Derzeit studieren rund 24.000 Nicht-EU-Ausländer an baden-württembergischen Hochschulen. Sie stellen damit laut Maimouna Ouattara vom Bundesverband ausländischer Studierender nur rund vier Prozent aller Hochschüler im Land. Davon entfielen circa 30 Prozent auf Menschen aus Indien und China. Dennoch erwecke das Wissenschaftsministerium den Eindruck, die Hochschulen würden von Studierenden aus diesen beiden Ländern geradezu überlaufen. Mit seiner ausgrenzenden Ausrichtung unterlaufe das Gesetz „auch Ziele der entwicklungspolitischen Zusammenarbeit mit vielen Herkunftsländern der internationalen Studierenden“.
Brain-Drain befürchtet
Auch die GEW warnt vor einem „Verlust von klugen Köpfen aus aller Welt und einer Schwächung der internationalen Reputation“. Gerade vor dem Hintergrund des „aufkeimenden Rechtspopulismus“ wäre eine Hochschulmaut „politisch bedenklich“. Gewerkschaftschefin Moritz befürchtet zudem, „dass auch allgemeine Studiengebühren bald wieder diskutiert werden“. Statt den Bildungsbereich zu ökonomisieren, wäre eine andere Steuerpolitik nötig, erklärte sie und erneuerte ihre Forderung nach Einführung einer Vermögens- und Erbschaftssteuer. „Dann kann der Bildungs- und Hochschulbereich angemessen ausgestattet werden.“
Heidelberg gilt als ein sehr beliebtes Reiseziel im Ausland – auch zum Studieren. Ob sich dies durch die geplante „Ausländermaut“ ändern wird?
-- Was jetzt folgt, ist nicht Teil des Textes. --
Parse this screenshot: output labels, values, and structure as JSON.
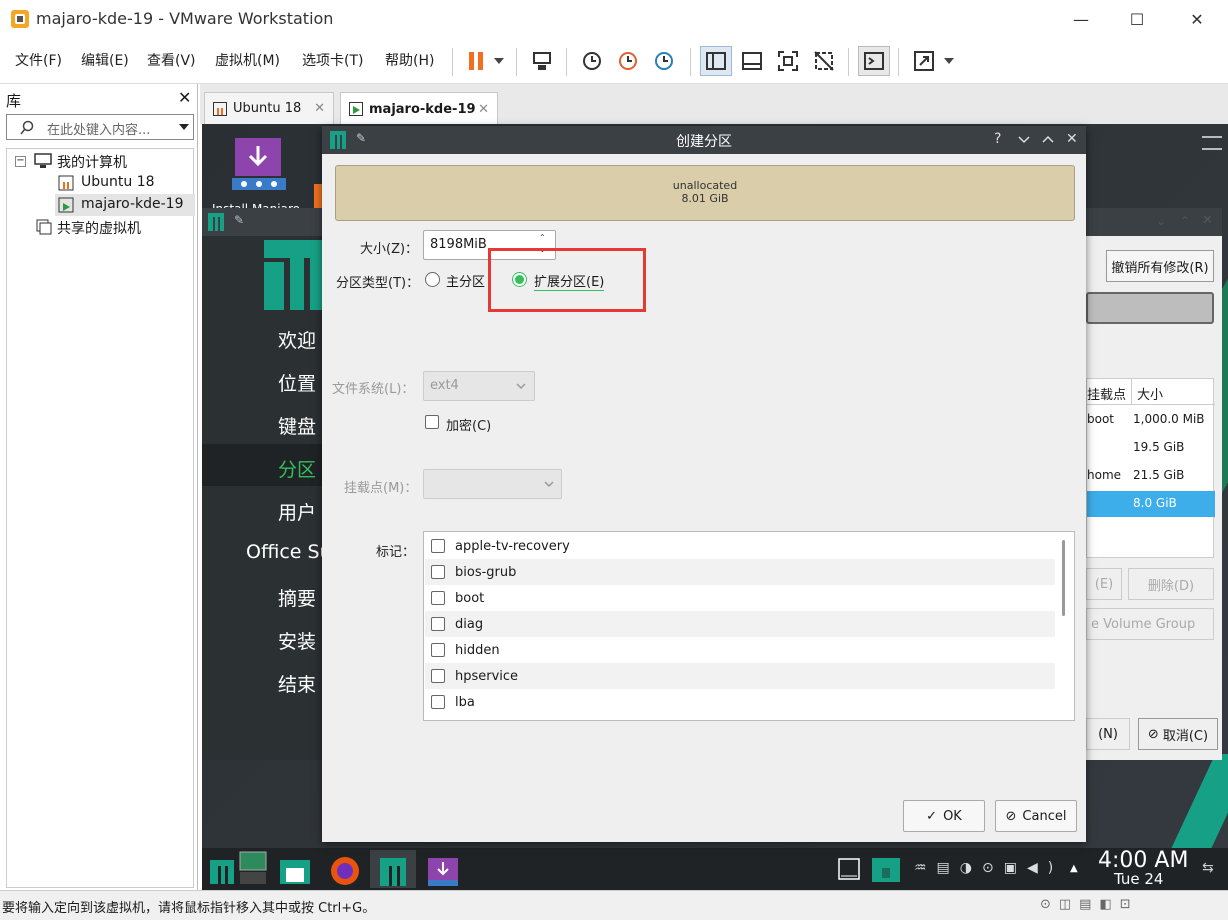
{
  "window": {
    "title": "majaro-kde-19 - VMware Workstation"
  },
  "menu": [
    "文件(F)",
    "编辑(E)",
    "查看(V)",
    "虚拟机(M)",
    "选项卡(T)",
    "帮助(H)"
  ],
  "library": {
    "title": "库",
    "search_placeholder": "在此处键入内容...",
    "tree": {
      "root": "我的计算机",
      "vms": [
        "Ubuntu 18",
        "majaro-kde-19"
      ],
      "shared": "共享的虚拟机"
    }
  },
  "tabs": [
    {
      "label": "Ubuntu 18"
    },
    {
      "label": "majaro-kde-19"
    }
  ],
  "installer": {
    "desktop_icon_label": "Install Manjaro",
    "nav": [
      "欢迎",
      "位置",
      "键盘",
      "分区",
      "用户",
      "Office Su",
      "摘要",
      "安装",
      "结束"
    ],
    "active_nav": "分区",
    "right": {
      "revert_button": "撤销所有修改(R)",
      "table_headers": [
        "挂载点",
        "大小"
      ],
      "rows": [
        {
          "mount": "boot",
          "size": "1,000.0 MiB"
        },
        {
          "mount": "",
          "size": "19.5 GiB"
        },
        {
          "mount": "home",
          "size": "21.5 GiB"
        },
        {
          "mount": "",
          "size": "8.0 GiB"
        }
      ],
      "edit_button": "(E)",
      "delete_button": "删除(D)",
      "lvm_button": "e Volume Group",
      "next_button": "(N)",
      "cancel_button": "取消(C)"
    }
  },
  "dialog": {
    "title": "创建分区",
    "bar": {
      "name": "unallocated",
      "size": "8.01 GiB"
    },
    "size_label": "大小(Z)：",
    "size_value": "8198MiB",
    "type_label": "分区类型(T)：",
    "primary_label": "主分区(P)",
    "extended_label": "扩展分区(E)",
    "fs_label": "文件系统(L)：",
    "fs_value": "ext4",
    "encrypt_label": "加密(C)",
    "mount_label": "挂载点(M)：",
    "flags_label": "标记：",
    "flags": [
      "apple-tv-recovery",
      "bios-grub",
      "boot",
      "diag",
      "hidden",
      "hpservice",
      "lba"
    ],
    "ok": "OK",
    "cancel": "Cancel"
  },
  "taskbar": {
    "time": "4:00 AM",
    "date": "Tue 24"
  },
  "statusbar": {
    "text": "要将输入定向到该虚拟机，请将鼠标指针移入其中或按 Ctrl+G。"
  },
  "colors": {
    "accent": "#35bf5c",
    "manjaro": "#16a085",
    "highlight": "#e53935",
    "selected_row": "#3daee9"
  }
}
Keine Angst vor einem Brain-Drain hat dagegen die südwestdeutsche Wirtschaft. Man erwarte keine dauerhaften Abschreckungseffekte, sagte der Hauptgeschäftsführer der Landesvereinigung baden-württembergischer Arbeitsgeberverbände, Peer-Michael Dick, gegenüber der Deutschen Presse-Agentur (dpa). Solange die anderen Bundesländer auf Studiengebühren für internationale Studierende verzichteten, werde anfänglich vielleicht ein Teil der Bewerber dorthin abwandern. „Aber diesen Ausweicheffekt halten wir für übersichtlich“, meinte der Unternehmervertreter.
Wirtschaft will mehr
Für Dick sollte die Maßnahme sowieso Auftakt zu mehr sein: „Wir halten eine sozialverträgliche, nachgelagerte Beteiligung aller Studierenden an den Kosten des Studiums weiterhin für unverzichtbar, um ein dauerhaft tragfähiges Gesamtkonzept der Hochschulfinanzierung zu entwickeln.“ Die Regierung verweist indes auf den Koalitionsvertrag, der „allgemeine Studiengebühren „klar“ ausschließe. Das muss nicht viel bedeuten. Es gab auch schon mal Zeiten, in denen die Grünen „klar“ gegen alle Formen von Bildungsgebühren waren.